The modified MIT license requires prominent attribution (“Kimmy K2”) in the UI for commercial products above 100 million monthly users or $20 million monthly revenue.
There are concerns about the legal enforceability and open-source compatibility of the license.
The license ambiguity raises questions about how it applies to derivative works and distillations.
DeepSeek V3 inspired the presenter to build T3 Chat, an interface for better user experience with AI models.
DeepSeek R1 was a watershed open model that introduced reasoning by exposing intermediate “reasoning tokens” and methodology, allowing others to train and distill similar models.
Tool Calling in AI Models – The Market Context 16:08
Before DeepSeek R1, only OpenAI’s “01” model offered effective reasoning; similarly, until recently, Anthropic’s Claude models set the standard for reliable tool/function calling.
Tool calling allows AI to trigger external functions for more context-rich and interactive responses.
Anthropic’s Claude 3.5, 3.7, and 4 are benchmarks for tool calling reliability; their monopoly stems from robust accuracy (e.g., 98% tool call accuracy has exponential effects on multi-step tasks).
Despite intelligence, competitors like Gemini and Grok struggle with tool call reliability and adherence to syntax.
Kimmy K2 is the first open model to rival Anthropic’s Claude models in tool calling reliability and agentic capabilities.
Demonstrated success in complex benchmarks (e.g., automatically building 3D scenes, running particle simulations, effective API calls).
Outperforms peers in Minecraft “MCBench” by using tools methodically and without random errors.
Consistently avoids malformed outputs and errors in controlled tests—much higher reliability than previous open models.
Practical Drawbacks and Distillation Potential 28:32
Major drawback: Kimmy K2 is slow—with speeds (tokens per second) significantly below competitors.
Like DeepSeek R1, the large model’s best use may be to generate synthetic data for training smaller, faster “distilled” models.
K2’s capability to output vast amounts of high-quality tool call data could benefit the entire AI model ecosystem by enabling better agentic models via distillation.
The ambiguous license complicates using K2-derivative data/models in commercial products above certain thresholds.
Enforcement and interpretation remain uncertain, especially relating to multi-layered usage (e.g., using a third-party API or distilling data into new models).
Even with these caveats, K2 unlocks large-scale generation of tool call training data—something previously only feasible with access to closed model APIs (like Anthropic's), which are restrictive.

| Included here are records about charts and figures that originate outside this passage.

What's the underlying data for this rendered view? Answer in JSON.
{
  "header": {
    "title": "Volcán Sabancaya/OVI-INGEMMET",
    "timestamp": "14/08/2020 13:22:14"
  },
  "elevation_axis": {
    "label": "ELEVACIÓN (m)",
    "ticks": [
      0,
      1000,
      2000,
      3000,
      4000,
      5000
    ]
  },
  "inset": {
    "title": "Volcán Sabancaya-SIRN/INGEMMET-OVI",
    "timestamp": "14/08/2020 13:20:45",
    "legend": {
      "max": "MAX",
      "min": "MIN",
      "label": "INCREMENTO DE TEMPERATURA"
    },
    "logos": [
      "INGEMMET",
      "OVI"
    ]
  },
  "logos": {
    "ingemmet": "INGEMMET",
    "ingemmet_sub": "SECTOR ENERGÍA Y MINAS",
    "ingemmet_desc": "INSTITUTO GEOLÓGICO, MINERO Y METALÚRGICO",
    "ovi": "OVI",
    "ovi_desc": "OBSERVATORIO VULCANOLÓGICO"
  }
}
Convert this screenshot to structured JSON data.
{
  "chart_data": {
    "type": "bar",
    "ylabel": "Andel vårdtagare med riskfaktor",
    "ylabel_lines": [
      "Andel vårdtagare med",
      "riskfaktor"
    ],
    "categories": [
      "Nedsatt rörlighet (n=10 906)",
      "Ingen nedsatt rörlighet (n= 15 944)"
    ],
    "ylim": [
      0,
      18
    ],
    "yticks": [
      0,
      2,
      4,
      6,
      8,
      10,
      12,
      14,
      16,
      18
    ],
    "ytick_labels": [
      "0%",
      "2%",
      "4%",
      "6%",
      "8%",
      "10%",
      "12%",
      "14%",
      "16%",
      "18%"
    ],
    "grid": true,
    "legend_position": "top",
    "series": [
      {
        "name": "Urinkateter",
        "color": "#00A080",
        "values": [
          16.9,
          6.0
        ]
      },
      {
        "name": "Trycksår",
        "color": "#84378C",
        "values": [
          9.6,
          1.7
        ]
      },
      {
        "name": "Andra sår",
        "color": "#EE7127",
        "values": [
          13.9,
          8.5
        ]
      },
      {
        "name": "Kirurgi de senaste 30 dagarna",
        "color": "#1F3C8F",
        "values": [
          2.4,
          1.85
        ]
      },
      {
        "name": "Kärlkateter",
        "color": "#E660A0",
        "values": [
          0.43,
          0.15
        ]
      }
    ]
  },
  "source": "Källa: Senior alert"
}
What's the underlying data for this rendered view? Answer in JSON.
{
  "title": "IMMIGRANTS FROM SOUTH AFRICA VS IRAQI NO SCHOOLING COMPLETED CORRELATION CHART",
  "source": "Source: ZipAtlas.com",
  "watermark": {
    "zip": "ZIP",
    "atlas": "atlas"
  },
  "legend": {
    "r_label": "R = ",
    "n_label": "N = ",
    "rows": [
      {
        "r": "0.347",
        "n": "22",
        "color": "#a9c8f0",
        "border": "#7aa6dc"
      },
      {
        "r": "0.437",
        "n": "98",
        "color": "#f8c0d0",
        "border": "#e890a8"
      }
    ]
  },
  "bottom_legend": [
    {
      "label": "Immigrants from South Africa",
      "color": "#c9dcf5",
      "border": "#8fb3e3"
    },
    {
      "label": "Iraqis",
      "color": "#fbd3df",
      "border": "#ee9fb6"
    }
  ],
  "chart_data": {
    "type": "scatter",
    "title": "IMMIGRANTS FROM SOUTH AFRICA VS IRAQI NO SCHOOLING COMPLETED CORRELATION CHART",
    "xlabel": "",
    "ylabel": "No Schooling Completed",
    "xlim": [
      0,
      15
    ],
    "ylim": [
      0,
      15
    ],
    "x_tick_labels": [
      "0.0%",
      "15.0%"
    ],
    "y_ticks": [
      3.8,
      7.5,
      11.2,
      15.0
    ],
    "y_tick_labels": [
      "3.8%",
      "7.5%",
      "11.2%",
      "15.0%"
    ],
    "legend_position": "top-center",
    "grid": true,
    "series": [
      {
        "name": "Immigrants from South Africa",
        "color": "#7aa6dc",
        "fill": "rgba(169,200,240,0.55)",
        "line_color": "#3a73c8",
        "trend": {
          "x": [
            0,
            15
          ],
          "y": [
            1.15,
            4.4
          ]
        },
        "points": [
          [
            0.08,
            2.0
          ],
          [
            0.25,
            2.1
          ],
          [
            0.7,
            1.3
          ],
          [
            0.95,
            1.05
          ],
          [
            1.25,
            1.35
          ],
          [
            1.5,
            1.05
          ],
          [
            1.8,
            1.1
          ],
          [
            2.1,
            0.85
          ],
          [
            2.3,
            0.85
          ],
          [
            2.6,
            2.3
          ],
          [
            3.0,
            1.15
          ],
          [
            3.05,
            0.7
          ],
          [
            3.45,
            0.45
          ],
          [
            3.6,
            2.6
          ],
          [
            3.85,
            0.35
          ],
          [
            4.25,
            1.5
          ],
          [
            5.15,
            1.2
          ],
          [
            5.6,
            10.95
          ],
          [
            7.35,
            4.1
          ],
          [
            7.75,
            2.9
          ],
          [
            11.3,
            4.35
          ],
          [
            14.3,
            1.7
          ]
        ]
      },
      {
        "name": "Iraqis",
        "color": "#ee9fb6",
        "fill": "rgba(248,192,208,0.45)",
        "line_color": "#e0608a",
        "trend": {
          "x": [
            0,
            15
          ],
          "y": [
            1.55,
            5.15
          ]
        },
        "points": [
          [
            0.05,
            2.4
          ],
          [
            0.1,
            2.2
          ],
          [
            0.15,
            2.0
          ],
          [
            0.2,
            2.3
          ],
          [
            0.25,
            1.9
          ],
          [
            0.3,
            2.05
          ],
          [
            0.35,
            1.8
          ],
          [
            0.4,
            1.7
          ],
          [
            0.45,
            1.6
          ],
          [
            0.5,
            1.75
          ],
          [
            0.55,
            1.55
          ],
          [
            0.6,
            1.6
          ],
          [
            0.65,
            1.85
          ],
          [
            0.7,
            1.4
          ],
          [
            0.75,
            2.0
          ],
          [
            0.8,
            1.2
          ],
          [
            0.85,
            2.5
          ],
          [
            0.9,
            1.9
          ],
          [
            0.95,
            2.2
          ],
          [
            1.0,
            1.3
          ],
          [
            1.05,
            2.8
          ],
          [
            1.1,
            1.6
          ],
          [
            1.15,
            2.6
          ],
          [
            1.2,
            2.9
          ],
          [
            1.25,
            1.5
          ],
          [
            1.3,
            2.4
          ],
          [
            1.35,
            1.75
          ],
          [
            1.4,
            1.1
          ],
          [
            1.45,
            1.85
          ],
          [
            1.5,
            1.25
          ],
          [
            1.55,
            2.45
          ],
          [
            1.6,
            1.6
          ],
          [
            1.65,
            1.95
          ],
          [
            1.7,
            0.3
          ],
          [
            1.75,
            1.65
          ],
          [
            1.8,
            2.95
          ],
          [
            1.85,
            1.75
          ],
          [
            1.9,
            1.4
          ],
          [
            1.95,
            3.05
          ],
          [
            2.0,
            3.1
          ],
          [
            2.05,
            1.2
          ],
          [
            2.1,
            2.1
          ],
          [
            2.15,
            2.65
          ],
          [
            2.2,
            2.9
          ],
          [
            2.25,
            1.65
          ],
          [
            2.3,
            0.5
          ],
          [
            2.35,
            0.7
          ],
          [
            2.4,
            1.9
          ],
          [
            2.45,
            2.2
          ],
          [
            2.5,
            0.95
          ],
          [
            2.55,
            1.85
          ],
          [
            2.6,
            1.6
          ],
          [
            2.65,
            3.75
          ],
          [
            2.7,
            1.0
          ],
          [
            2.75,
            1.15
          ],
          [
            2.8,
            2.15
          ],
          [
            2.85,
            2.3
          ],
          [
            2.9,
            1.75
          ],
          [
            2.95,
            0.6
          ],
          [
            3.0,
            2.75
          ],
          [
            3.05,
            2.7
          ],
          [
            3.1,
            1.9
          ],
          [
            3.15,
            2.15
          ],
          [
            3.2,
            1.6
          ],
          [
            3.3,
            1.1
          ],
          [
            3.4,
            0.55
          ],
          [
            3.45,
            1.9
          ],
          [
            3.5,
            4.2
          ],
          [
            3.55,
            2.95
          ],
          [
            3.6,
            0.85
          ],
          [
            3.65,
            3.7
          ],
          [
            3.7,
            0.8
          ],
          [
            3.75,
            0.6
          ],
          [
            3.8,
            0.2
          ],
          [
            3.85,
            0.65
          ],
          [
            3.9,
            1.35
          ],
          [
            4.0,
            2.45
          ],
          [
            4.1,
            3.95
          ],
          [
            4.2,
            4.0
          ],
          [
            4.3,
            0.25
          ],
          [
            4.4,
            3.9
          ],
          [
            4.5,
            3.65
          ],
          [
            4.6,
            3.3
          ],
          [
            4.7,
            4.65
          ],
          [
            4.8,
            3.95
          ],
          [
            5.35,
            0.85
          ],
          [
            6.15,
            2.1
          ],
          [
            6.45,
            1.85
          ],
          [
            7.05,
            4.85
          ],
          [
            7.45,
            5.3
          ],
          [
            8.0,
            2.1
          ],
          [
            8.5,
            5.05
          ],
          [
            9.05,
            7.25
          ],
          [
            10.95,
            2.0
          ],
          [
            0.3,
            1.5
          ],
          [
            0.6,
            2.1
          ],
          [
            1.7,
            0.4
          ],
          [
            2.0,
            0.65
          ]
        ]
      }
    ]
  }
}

While K2’s slow performance makes it less suitable for direct daily use, its real value lies in accelerating the wider ecosystem’s progress—especially around tool calling in agentic models.
Its open weights should fuel better models and distillations, with broad downstream benefits.
K2 marks a fundamental advance for open models, matching or surpassing closed models in functionality that was previously exclusive.
The expansion of open-weight models will exponentially increase training data and model capabilities for the field as a whole.